As of Sep. 15, 2025, 74 patients with advanced solid tumor were enrolled and treated with 7MW3711 in the phase I/II study. Among 54 patients treated at 4.0 mg/kg or above and reaching tumor assessment, 19 partial responses (PRs) or complete responses (CRs) were observed. 7 patients with esophageal cancer (EC) were enrolled at 4.0 mg/kg or above and achieved an objective response rate (ORR) of 42.9% and a disease control rate (DCR) of 100%. Among lung cancer patients treated at the 4.0 mg/kg Q2W and reaching tumor assessment, the ORR for small cell lung cancer (SCLC) and squamous non-small cell lung cancer (Sq-NSCLC) were 50.0% and 38.5% respectively, with DCR of 90.0% and 92.3% respectively.

No dose-limiting toxicities (DLTs) were observed in the dose escalation phase, and the maximum tolerated dose (MTD) has not yet been reached. The most common Grade ≥3 TEAEs were white blood cell (WBC) count decreased, neutrophil count decreased, anemia, lymphocyte count decreased, platelet count decreased.

The study results suggest encouraging efficacy of 7MW3711 in advanced solid tumors, especially in esophageal and lung cancer.

About 7MW3711

7MW3711 is a novel B7-H3-targeting ADC independently developed by Mabwell. Given the expression profile and distribution of B7-H3, ADCs targeting B7-H3 hold promising therapeutic potential for cancers with significant unmet medical needs, including lung cancer, sarcoma, prostate cancer, head and neck cancer, and esophageal carcinoma, indicating broad market prospects.

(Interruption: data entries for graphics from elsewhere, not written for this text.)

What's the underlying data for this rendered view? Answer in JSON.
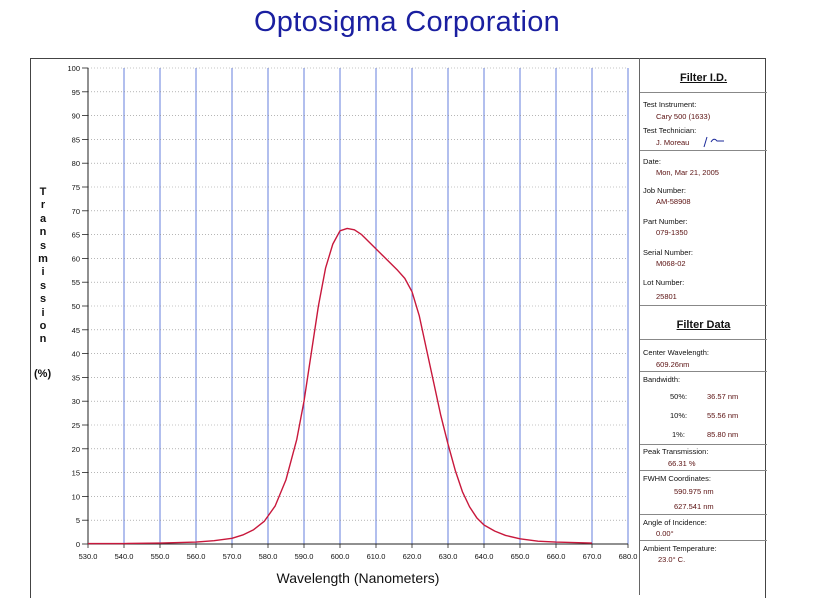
{
  "page_title": "Optosigma Corporation",
  "chart_data": {
    "type": "line",
    "xlabel": "Wavelength (Nanometers)",
    "ylabel_letters": [
      "T",
      "r",
      "a",
      "n",
      "s",
      "m",
      "i",
      "s",
      "s",
      "i",
      "o",
      "n"
    ],
    "ylabel_unit": "(%)",
    "xlim": [
      530,
      680
    ],
    "ylim": [
      0,
      100
    ],
    "x_ticks": [
      "530.0",
      "540.0",
      "550.0",
      "560.0",
      "570.0",
      "580.0",
      "590.0",
      "600.0",
      "610.0",
      "620.0",
      "630.0",
      "640.0",
      "650.0",
      "660.0",
      "670.0",
      "680.0"
    ],
    "y_ticks": [
      "0",
      "5",
      "10",
      "15",
      "20",
      "25",
      "30",
      "35",
      "40",
      "45",
      "50",
      "55",
      "60",
      "65",
      "70",
      "75",
      "80",
      "85",
      "90",
      "95",
      "100"
    ],
    "grid": true,
    "line_color": "#c8183c",
    "grid_color": "#3f5fd6",
    "series": [
      {
        "x": [
          530,
          540,
          550,
          560,
          565,
          570,
          573,
          576,
          579,
          582,
          585,
          588,
          590,
          592,
          594,
          596,
          598,
          600,
          602,
          604,
          606,
          608,
          610,
          612,
          614,
          616,
          618,
          620,
          622,
          624,
          626,
          628,
          630,
          632,
          634,
          636,
          638,
          640,
          643,
          646,
          650,
          655,
          660,
          665,
          670
        ],
        "y": [
          0.1,
          0.1,
          0.2,
          0.4,
          0.7,
          1.2,
          1.9,
          3.0,
          4.8,
          8.0,
          13.5,
          22.0,
          30.0,
          40.0,
          50.0,
          58.0,
          63.0,
          65.8,
          66.3,
          66.0,
          65.0,
          63.5,
          62.0,
          60.5,
          59.0,
          57.5,
          55.8,
          53.0,
          48.0,
          41.0,
          34.0,
          27.0,
          21.0,
          15.5,
          11.0,
          7.8,
          5.5,
          4.0,
          2.7,
          1.8,
          1.1,
          0.6,
          0.4,
          0.3,
          0.2
        ]
      }
    ]
  },
  "panel": {
    "filter_id_heading": "Filter I.D.",
    "test_instrument_label": "Test Instrument:",
    "test_instrument_value": "Cary 500 (1633)",
    "test_technician_label": "Test Technician:",
    "test_technician_value": "J. Moreau",
    "date_label": "Date:",
    "date_value": "Mon, Mar 21, 2005",
    "job_number_label": "Job Number:",
    "job_number_value": "AM-58908",
    "part_number_label": "Part Number:",
    "part_number_value": "079-1350",
    "serial_number_label": "Serial Number:",
    "serial_number_value": "M068-02",
    "lot_number_label": "Lot Number:",
    "lot_number_value": "25801",
    "filter_data_heading": "Filter Data",
    "center_wavelength_label": "Center Wavelength:",
    "center_wavelength_value": "609.26nm",
    "bandwidth_label": "Bandwidth:",
    "bw50_label": "50%:",
    "bw50_value": "36.57 nm",
    "bw10_label": "10%:",
    "bw10_value": "55.56 nm",
    "bw1_label": "1%:",
    "bw1_value": "85.80 nm",
    "peak_transmission_label": "Peak Transmission:",
    "peak_transmission_value": "66.31 %",
    "fwhm_label": "FWHM Coordinates:",
    "fwhm_value_1": "590.975 nm",
    "fwhm_value_2": "627.541 nm",
    "angle_label": "Angle of Incidence:",
    "angle_value": "0.00°",
    "ambient_label": "Ambient Temperature:",
    "ambient_value": "23.0° C."
  }
}
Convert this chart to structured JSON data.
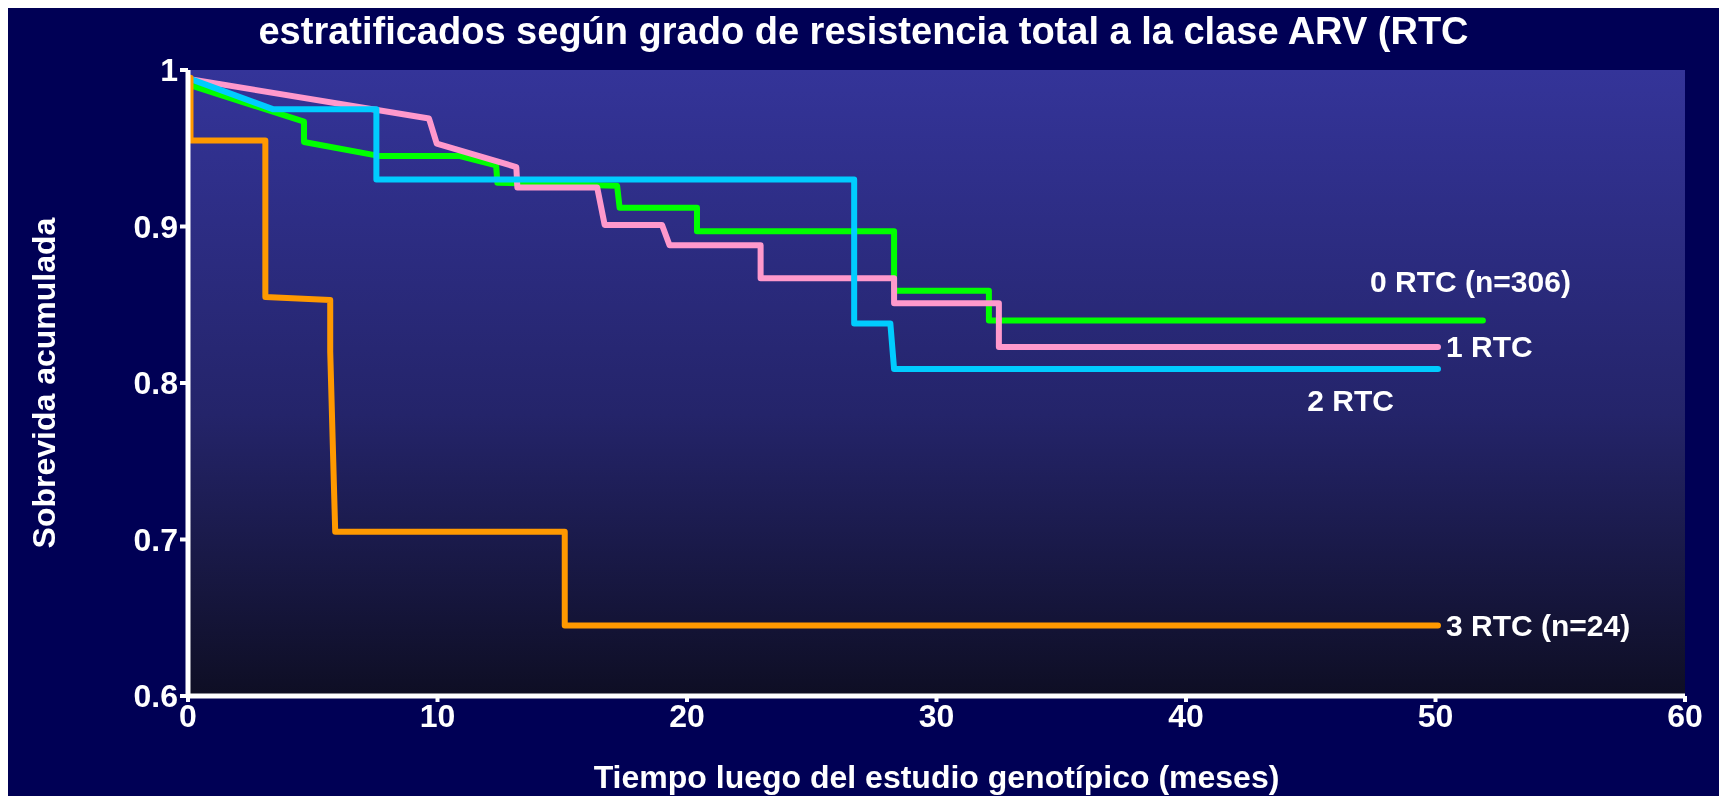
{
  "chart_data": {
    "type": "line",
    "title": "estratificados según grado de resistencia total a la clase ARV (RTC",
    "xlabel": "Tiempo luego del estudio genotípico (meses)",
    "ylabel": "Sobrevida acumulada",
    "xlim": [
      0,
      60
    ],
    "xticks": [
      0,
      10,
      20,
      30,
      40,
      50,
      60
    ],
    "ylim": [
      0.6,
      1
    ],
    "yticks": [
      0.6,
      0.7,
      0.8,
      0.9,
      1
    ],
    "grid": false,
    "legend": false,
    "marker": "none",
    "line_style": "solid",
    "series": [
      {
        "name": "0 RTC (n=306)",
        "color": "#00ff00",
        "x": [
          0.14,
          4.65,
          4.65,
          7.7,
          10.9,
          12.35,
          12.4,
          17.2,
          17.3,
          20.4,
          20.4,
          28.3,
          28.3,
          32.1,
          32.1,
          51.9
        ],
        "values": [
          0.99,
          0.967,
          0.954,
          0.945,
          0.945,
          0.939,
          0.928,
          0.926,
          0.912,
          0.912,
          0.897,
          0.897,
          0.859,
          0.859,
          0.84,
          0.84
        ]
      },
      {
        "name": "1 RTC",
        "color": "#ff99cc",
        "x": [
          0.14,
          9.66,
          9.97,
          13.16,
          13.2,
          16.4,
          16.7,
          19.0,
          19.3,
          22.95,
          22.95,
          28.3,
          28.3,
          32.5,
          32.5,
          50.1
        ],
        "values": [
          0.994,
          0.969,
          0.953,
          0.938,
          0.925,
          0.925,
          0.901,
          0.901,
          0.888,
          0.888,
          0.867,
          0.867,
          0.851,
          0.851,
          0.823,
          0.823
        ]
      },
      {
        "name": "2 RTC",
        "color": "#00ccff",
        "x": [
          0.14,
          3.4,
          7.55,
          7.55,
          26.7,
          26.7,
          28.15,
          28.3,
          50.1
        ],
        "values": [
          0.994,
          0.975,
          0.975,
          0.93,
          0.93,
          0.838,
          0.838,
          0.809,
          0.809
        ]
      },
      {
        "name": "3 RTC (n=24)",
        "color": "#ff9900",
        "x": [
          0.1,
          0.1,
          3.1,
          3.1,
          5.7,
          5.7,
          5.9,
          15.1,
          15.1,
          50.1
        ],
        "values": [
          0.995,
          0.955,
          0.955,
          0.855,
          0.853,
          0.82,
          0.705,
          0.705,
          0.645,
          0.645
        ]
      }
    ]
  }
}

7MW3711 is pharmaceutical characterized as stable structure, homogeneous composition, high purity, and it is suitable for industrial scale-up. Compared with ADCs in the same class worldwide, 7MW3711 has shown better tumor killing effects in multiple animal tumor models. 7MW3711 utilizes a novel camptothecin payload, which demonstrates stronger antitumor activity than DXd payloads in preclinical studies. Developed with site-specific conjugation technology, 7MW3711 is a homogeneous ADC with a drug-antibody ratio of 4, ensuring optimal stability and batch-to-batch consistency. Its payload is released through tumor tissue protease hydrolysis, further enhancing systemic stability in humans. In the safety evaluation model of animals including cynomolgus monkeys, 7MW3711 demonstrated good safety profile and pharmacokinetic properties.